We address your questions in order:

  • This is a great observation. During our work, we were trying to theorize what this first singular vector semantically means and as you point out one comparison against this vector should be enough to tell us the quality of the candidate. We think it’s interesting to compare this vector against the reference aggregation embedding (Vamvas and Sennrich 2024) proposed in their work. One key advantage of their approach is the linear-time complexity, but they require the utility metric to produce an intermediate sentence embedding. On the other hand, our approach is slower and requires that the MBR matrices have a low-rank structure. Exploring how these two methods overlap is definitely an interesting direction for future research. We will include this insight in the discussion section of the paper and we will emphasize the low-rank condition in the limitation section.
  • Correct, there are two ranks. The true rank r of the matrix and the rank r’ which is a hyperparameter specific to ALS. We’ve run a hyperparamter sweep and we found that using r=5 worked best to minimize the training loss. We do not see any reason that this method requires candidates and references to be the same. Looking at the singular values structure we see that both settings exhibit similar behaviors [fig .3]. We promise to run more experiments to validate this setting and report in the final paper.
  • Regarding the time complexity, the paper states O(millions) and O(hundreds) matrix multiplications but floating point operations is more accurate. We will update the paper. The O(millions) is used as an abbreviation for 10^6 order of magnitude, this is an abuse of the big O notation and we will update the paper accordingly too. We did not compute or report actual wall clock time because the experiments are run on a mixture of hardware and configurations (different TPUs, different CPUs) and the walltime will heavily depend on this. However, measuring the number of MBR computations as shown in our paper is in our opinion a fairer and more straightforward measure.

Thank you again for your review and thanks for catching all typos. We will make the adjustments accordingly in the paper.

评论

Thank you very much for the clarification.

My position is unchanged. The paper brings an interesting new idea to the field of MBR decoding. Yet, it is not compared against the recent algorithms which makes it unclear if it is on par with the existing work in benchmarks. I think the comparison should not be future work and this is the paper that should conduct the comparison if it is to be claimed as a state-of-the-art method.

作者回复

Thank you all for the reviews. We attach a pdf that includes more results and details that were requested. The plots in the pdf are referenced in the individual replies with [fig #number] format.

最终决定

This paper proposes a method to improve the efficiency of MBR decoding by reducing the number of metric computations. They show that the utility matrices for MBR decoding are indeed low-rank, and they score only a subset of the candidate-pseudo-reference pairs and use the ALS algorithm to estimate the missing values to approximate the full MBR matrix. Experiments on WMT dataset show that this method achieves a good speedup over vanilla MBR and does not compromise translation quality.

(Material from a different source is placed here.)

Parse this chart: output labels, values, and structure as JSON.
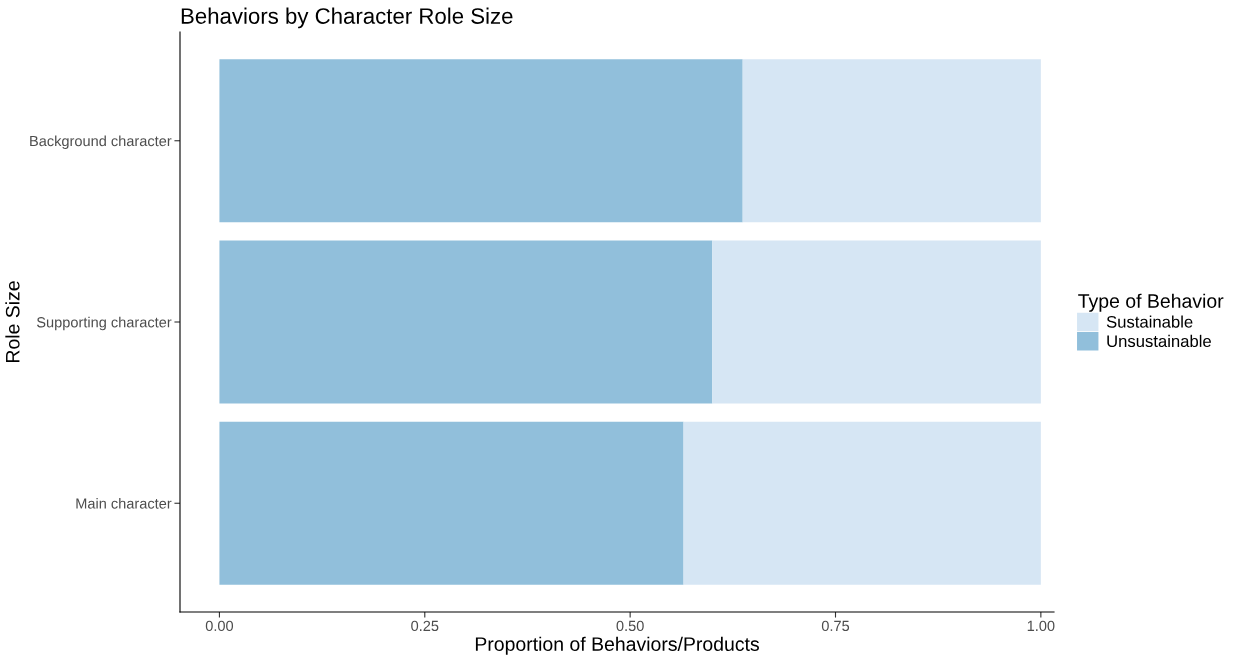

Some reviewers raised concerns regarding to the comparison with the recent algorithms on efficient MBR decoding, such as Confidence-based pruning, Linear time MBR, Centroid-based MBR, QE-reranking and the naive beam search, to make it more clear if this work is on par with the existing work. The authors provided some clarifications and limitations in their rebuttal with some extra results. Finally, all reviewers feel positive to the work. My comment is that this work brings an interesting new idea and makes a good contribution to the field of MBR decoding, with minor issues that can be solved in the revision. Therefore, I recommend an "acceptance".